Abstract

Quantifying radiation dose to cardiac substructures is important for research on the etiology and prevention of complications following radiotherapy; however, segmentation of substructures is challenging. In this study we demonstrate the application of our atlas-based automatic segmentation method to breast cancer radiotherapy plans for generating radiation doses in support of late effects research. We applied our segmentation method to contour heart substructures on the computed tomography (CT) images of 70 breast cancer patients who received external photon radiotherapy. Two cardiologists provided manual segmentation of the whole heart (WH), left/right atria, left/right ventricles, and left anterior descending artery (LAD). The automatically contours were compared with manual delineations to evaluate similarity in terms of geometry and dose.
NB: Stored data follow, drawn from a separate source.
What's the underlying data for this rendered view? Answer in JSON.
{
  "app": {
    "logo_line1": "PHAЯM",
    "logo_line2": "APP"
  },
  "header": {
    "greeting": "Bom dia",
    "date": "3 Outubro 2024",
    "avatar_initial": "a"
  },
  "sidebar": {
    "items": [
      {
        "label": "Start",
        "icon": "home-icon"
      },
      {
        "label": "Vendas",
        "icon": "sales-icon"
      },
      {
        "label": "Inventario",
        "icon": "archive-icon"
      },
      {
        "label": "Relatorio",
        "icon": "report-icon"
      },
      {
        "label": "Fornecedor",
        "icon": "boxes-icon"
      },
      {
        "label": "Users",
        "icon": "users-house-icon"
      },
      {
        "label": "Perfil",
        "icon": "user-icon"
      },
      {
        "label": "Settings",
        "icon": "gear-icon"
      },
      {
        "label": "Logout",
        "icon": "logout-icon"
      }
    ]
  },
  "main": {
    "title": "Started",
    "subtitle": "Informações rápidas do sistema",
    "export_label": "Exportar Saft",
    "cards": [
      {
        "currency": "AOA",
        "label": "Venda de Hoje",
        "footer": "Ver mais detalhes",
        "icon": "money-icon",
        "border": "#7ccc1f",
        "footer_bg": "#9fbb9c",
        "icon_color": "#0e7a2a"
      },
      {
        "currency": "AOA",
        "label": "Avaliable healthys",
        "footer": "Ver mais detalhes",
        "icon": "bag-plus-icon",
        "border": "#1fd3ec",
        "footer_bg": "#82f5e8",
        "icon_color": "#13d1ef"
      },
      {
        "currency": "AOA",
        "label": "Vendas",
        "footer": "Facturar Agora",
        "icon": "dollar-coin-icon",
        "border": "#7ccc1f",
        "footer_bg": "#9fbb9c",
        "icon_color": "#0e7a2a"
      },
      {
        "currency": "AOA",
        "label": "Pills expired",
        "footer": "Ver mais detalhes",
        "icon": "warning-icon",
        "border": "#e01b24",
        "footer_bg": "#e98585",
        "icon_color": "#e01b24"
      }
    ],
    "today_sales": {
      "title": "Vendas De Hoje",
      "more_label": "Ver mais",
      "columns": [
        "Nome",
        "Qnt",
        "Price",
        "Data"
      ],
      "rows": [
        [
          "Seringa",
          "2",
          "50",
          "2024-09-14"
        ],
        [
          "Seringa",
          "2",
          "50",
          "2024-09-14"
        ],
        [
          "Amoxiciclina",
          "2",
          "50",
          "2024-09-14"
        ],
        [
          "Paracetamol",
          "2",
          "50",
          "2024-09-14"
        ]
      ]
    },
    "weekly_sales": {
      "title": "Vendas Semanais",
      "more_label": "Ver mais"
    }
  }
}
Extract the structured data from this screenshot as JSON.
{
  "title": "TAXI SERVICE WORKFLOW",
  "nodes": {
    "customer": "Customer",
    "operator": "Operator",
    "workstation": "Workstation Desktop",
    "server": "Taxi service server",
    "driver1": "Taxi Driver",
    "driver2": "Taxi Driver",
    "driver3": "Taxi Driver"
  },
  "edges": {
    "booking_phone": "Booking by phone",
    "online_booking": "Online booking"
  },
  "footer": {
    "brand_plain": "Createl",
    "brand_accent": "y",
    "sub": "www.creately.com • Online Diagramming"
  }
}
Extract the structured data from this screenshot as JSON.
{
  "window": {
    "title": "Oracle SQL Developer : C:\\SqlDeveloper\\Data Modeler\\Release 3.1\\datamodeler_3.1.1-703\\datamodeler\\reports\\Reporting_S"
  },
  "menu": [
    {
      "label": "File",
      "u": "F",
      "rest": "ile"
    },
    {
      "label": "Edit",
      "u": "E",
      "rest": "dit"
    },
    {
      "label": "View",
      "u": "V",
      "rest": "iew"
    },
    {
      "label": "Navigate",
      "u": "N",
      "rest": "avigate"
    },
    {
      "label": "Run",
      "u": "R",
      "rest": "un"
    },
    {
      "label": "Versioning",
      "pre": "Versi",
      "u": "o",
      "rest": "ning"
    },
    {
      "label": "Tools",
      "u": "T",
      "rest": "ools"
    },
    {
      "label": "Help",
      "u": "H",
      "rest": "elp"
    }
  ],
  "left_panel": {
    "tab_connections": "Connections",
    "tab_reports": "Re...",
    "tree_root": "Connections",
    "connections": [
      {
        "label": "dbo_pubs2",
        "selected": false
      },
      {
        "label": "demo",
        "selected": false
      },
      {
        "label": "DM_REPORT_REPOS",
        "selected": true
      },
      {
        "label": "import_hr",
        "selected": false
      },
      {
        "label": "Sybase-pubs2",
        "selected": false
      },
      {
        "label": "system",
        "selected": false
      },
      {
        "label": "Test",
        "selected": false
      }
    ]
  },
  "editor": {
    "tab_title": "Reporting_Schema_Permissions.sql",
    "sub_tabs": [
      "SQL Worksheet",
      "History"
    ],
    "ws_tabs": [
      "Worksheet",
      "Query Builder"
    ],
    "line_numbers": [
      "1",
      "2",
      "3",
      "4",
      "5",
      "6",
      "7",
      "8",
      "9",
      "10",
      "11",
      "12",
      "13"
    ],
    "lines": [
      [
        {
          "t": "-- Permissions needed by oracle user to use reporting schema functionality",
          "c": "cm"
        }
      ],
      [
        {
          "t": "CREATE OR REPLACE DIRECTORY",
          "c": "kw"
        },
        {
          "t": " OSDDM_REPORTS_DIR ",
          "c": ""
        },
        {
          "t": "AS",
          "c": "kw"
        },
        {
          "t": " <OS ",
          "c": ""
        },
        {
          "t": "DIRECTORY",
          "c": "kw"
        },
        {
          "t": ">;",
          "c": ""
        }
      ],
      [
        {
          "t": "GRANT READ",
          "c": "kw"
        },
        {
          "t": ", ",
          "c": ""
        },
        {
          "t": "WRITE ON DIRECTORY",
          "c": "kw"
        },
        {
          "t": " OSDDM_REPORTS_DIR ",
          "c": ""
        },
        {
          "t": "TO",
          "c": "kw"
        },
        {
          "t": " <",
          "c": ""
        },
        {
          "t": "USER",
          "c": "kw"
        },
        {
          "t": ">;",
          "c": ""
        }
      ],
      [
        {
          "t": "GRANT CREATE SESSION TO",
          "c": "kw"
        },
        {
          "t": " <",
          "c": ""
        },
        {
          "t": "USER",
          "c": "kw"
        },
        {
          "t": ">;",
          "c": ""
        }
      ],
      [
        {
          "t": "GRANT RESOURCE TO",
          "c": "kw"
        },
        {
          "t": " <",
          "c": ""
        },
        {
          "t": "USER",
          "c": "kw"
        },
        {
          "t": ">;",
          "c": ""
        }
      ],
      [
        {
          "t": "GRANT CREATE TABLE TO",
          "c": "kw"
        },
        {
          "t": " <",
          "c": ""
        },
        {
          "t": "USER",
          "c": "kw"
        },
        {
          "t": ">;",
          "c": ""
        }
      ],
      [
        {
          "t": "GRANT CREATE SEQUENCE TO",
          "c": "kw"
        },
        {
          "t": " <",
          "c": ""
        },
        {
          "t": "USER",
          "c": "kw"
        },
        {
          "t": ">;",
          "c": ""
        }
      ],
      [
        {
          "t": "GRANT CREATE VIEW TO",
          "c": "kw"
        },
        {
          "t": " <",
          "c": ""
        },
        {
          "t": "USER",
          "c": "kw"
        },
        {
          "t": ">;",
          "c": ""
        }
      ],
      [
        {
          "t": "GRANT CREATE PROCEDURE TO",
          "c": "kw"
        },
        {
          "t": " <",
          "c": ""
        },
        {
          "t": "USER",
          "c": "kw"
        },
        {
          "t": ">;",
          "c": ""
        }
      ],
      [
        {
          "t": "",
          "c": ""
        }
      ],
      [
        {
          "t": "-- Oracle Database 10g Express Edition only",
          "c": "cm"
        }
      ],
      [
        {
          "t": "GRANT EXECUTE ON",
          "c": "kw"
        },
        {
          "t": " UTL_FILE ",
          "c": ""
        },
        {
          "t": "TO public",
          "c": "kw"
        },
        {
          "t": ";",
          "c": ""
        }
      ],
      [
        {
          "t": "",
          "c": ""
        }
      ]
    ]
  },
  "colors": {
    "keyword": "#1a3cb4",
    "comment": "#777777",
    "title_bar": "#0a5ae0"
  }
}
The mean Dice similarity coefficient between manual and automatic segmentations was 0.96 for the WH, 0.65 to 0.82 for the atria and ventricles, and 0.06 for the LAD. The mean average surface distance was 1.2mm for the WH, 3.4 to 4.1mm for the atria and ventricles, and 6.4mm for the LAD. We found the dose to the cardiac substructures based on our automatic segmentation agrees with manual segmentation within expected observer variability. For left breast patients, the mean absolute difference in mean dose was 0.1Gy for the WH, 0.2 to 0.7Gy for the atria and ventricles, and 1.8Gy for the LAD. For right breast patients, these values were 0.0Gy, 0.1 to 0.4Gy, and 0.4Gy, respectively. Our automatic segmentation method will facilitate the development of radiotherapy prescriptive criteria for mitigating cardiovascular complications.